Sunday, October 13, 2019

there are 2925 message in my gmail

there is a birthday present for a grand
niece bought a month ago sitting on my bed
waiting to be mailed. her address 
was texted to me last week and i have stamps

my bills are due i haven't written in months
and i feel irrelevant. if this aneurism explodes
it would be fitting. however, ahem. i'm not
quite ready to die. relevance is relative, amirite?

it's more the ache in my bones that leads
to silence. the munch scream contained.
how love it itself is pockmarked by friendly fire. 

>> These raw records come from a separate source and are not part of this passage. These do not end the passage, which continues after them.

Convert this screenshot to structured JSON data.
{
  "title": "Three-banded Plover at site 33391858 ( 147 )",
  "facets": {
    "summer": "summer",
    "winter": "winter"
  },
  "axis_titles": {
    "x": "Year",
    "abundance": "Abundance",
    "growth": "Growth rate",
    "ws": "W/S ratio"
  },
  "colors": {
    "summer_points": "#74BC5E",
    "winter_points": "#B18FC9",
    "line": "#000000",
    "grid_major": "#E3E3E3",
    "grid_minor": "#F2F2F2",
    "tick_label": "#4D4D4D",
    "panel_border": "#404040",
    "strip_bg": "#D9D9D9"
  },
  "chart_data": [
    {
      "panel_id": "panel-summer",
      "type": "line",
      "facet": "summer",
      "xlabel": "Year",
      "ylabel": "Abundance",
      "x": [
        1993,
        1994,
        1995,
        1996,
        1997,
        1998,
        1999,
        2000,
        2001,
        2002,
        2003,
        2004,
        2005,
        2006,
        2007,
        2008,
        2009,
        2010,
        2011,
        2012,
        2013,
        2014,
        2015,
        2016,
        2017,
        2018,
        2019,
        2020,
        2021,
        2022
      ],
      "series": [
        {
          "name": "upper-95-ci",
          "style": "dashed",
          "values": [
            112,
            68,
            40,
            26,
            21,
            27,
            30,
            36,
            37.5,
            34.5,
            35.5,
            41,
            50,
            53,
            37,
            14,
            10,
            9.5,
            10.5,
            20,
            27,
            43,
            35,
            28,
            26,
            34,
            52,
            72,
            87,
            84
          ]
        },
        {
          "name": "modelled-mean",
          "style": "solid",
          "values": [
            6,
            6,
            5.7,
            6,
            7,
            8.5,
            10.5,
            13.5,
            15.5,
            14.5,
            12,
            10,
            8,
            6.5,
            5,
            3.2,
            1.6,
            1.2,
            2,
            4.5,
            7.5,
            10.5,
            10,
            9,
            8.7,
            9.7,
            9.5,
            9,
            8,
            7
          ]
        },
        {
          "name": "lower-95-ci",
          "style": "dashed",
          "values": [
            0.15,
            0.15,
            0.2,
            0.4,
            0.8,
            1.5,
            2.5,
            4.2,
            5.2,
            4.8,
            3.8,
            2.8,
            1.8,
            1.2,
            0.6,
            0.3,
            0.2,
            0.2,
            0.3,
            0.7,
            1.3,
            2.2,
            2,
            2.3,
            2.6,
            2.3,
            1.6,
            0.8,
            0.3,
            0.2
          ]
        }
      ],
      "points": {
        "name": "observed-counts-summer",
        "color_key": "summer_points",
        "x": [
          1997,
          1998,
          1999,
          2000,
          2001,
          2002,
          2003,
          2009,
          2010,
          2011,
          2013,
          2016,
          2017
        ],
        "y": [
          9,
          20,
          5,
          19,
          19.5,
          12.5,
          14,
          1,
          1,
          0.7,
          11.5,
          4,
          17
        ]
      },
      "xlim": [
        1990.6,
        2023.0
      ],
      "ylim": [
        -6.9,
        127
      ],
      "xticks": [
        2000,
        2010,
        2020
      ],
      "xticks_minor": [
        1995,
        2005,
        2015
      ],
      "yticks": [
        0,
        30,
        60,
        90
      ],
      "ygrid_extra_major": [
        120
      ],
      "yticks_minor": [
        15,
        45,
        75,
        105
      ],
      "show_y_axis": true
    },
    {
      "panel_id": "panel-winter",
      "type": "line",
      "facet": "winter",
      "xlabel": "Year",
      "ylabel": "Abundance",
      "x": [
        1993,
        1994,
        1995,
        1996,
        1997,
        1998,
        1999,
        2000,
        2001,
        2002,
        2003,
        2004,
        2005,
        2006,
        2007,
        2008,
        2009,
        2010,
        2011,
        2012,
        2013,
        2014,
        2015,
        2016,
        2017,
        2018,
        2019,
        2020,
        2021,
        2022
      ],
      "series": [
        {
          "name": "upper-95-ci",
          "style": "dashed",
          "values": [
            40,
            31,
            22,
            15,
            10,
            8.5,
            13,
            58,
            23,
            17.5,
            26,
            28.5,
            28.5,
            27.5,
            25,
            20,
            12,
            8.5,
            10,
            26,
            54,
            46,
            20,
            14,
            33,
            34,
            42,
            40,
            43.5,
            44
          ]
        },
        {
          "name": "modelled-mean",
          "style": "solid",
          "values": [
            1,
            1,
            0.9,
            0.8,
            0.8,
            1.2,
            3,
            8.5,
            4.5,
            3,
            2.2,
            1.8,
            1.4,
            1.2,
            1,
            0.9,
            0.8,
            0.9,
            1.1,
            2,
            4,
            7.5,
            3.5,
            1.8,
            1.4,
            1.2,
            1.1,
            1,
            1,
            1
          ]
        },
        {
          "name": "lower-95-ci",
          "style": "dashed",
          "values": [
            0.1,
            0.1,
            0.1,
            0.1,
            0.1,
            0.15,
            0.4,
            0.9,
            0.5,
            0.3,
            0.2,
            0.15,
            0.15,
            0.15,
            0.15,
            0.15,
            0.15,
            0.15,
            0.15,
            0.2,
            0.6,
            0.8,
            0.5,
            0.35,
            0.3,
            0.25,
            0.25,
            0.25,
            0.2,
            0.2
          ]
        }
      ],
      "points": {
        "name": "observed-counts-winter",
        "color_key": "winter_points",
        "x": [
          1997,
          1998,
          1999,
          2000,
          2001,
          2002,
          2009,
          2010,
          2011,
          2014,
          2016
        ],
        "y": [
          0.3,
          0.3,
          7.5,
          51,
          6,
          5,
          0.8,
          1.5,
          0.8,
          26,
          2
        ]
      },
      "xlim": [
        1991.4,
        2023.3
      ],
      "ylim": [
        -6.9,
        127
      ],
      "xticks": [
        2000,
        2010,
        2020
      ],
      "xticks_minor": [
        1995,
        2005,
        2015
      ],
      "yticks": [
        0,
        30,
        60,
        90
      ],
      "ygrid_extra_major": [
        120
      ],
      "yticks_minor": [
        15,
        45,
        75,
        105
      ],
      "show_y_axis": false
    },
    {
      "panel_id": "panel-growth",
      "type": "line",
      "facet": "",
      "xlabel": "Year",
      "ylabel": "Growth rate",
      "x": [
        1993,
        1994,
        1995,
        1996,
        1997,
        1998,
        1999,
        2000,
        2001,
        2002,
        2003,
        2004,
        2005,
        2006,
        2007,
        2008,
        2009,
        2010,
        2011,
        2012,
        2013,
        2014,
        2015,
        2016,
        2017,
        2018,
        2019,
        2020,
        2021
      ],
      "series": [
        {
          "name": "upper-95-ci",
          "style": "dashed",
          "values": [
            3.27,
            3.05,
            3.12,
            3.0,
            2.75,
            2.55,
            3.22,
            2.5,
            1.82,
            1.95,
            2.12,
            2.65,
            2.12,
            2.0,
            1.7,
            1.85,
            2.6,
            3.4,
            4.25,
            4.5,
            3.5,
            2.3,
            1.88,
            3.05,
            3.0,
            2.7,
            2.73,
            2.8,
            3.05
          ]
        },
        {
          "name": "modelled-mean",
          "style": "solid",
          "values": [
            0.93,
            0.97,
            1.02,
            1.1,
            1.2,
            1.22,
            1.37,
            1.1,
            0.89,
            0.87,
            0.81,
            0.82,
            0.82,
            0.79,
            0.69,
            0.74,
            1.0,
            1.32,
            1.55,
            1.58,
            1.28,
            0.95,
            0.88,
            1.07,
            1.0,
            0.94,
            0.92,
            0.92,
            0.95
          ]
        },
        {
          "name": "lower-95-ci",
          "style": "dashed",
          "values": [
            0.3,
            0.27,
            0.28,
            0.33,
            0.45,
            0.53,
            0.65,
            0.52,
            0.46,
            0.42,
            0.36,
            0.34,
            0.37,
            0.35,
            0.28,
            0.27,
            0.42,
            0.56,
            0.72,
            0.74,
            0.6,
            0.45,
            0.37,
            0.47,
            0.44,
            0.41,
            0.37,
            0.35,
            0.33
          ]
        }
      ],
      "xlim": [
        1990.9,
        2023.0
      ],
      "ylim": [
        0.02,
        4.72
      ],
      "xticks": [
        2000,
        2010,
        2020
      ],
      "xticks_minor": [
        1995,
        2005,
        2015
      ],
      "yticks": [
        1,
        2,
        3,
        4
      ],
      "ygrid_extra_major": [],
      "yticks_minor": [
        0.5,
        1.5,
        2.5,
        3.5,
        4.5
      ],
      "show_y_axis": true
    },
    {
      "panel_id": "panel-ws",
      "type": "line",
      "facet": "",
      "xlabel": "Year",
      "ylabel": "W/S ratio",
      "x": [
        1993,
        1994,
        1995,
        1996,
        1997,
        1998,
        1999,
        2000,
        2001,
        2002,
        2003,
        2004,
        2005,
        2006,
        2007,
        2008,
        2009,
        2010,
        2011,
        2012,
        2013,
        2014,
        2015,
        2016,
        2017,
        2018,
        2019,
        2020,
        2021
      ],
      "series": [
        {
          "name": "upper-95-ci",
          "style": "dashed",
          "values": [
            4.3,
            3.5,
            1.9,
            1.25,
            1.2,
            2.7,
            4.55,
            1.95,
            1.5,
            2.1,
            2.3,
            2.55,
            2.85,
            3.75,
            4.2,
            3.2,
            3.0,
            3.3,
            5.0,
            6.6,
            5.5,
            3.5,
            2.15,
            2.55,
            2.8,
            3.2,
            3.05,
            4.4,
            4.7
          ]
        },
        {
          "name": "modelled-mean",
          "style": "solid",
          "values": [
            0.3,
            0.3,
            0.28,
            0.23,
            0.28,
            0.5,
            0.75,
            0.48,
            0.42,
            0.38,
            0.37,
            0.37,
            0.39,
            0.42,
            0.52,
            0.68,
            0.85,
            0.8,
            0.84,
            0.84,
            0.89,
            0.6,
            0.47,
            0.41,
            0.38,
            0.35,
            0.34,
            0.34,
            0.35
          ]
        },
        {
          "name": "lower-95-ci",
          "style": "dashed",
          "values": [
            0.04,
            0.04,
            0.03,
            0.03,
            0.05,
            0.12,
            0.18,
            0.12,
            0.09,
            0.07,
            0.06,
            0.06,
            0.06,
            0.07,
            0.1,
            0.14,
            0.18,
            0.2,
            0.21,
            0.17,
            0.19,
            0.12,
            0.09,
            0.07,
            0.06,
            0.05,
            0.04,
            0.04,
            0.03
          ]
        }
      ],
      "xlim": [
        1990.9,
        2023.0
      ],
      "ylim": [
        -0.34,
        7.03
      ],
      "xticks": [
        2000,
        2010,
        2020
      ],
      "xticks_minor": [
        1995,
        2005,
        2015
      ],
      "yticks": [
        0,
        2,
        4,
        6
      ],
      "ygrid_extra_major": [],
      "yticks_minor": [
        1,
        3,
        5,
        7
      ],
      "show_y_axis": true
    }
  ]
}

yehuda amachi, i want to be able to bring
desert sheepherders into my poems
but i live in  florida. we don't have
eons of cultural animosity to cure
yet we have abandon and sunshine
laws, meth and method and inevitably
a gator will show up as the punchline.
how does one seek commonality here?
look in the Okechobee for answers.

once i begin it's easy enough to spout
keep fingers moving 
down the page
quaff a line. easy to  leave
the bills behind,  drawers cluttered,
belongings scatter, a ring
in the ttoilet. hoarding may be
a manifestation of missing impetus.
save it all, you'll never know when you'll need it.

my honey likes to go to salvation
army stores and save old bowls and dishes.
 from what he 
doesn't know. i tend to
 crack and break my crockery
so to have them in my shelves is pure doom. 
  cracktown is on his way home.
i guess it's cheaper than a nite at the bar but 
ima hafta hold back 
on dropping the overflow on the tile. oops.



i don't have many passions since i gave up writing.
i haven't given her up as much as put her
into the closet. told her i'lll get back soon but
other than a few texts here and there
i pretty much ignore her. and i've had some
innaresting thoughts, i've just been speaking them
outloud. return to the oral roots. lol. right.
so i'm pretty sure she stepped out of the closet
and went elsewhere.




















(


ok look one of hte things i need to say
that IS relevant and has the possibility to thornberg
economy. the amazon burns
every year more of it.  it's a war bettween
ranchers and the rainforest. becuase, say the ranchers
how will i send to my kids to university on cocoa beans?
so they grow beef. 

in a green economy, they would be paid to grow trees.
for every seedling x , for every sapling Y, for every mature
adult Z. 

that's it. simple enough. paid for in carbon taxes. beef can 
apparently, be lab grown now. atmosphere cannot.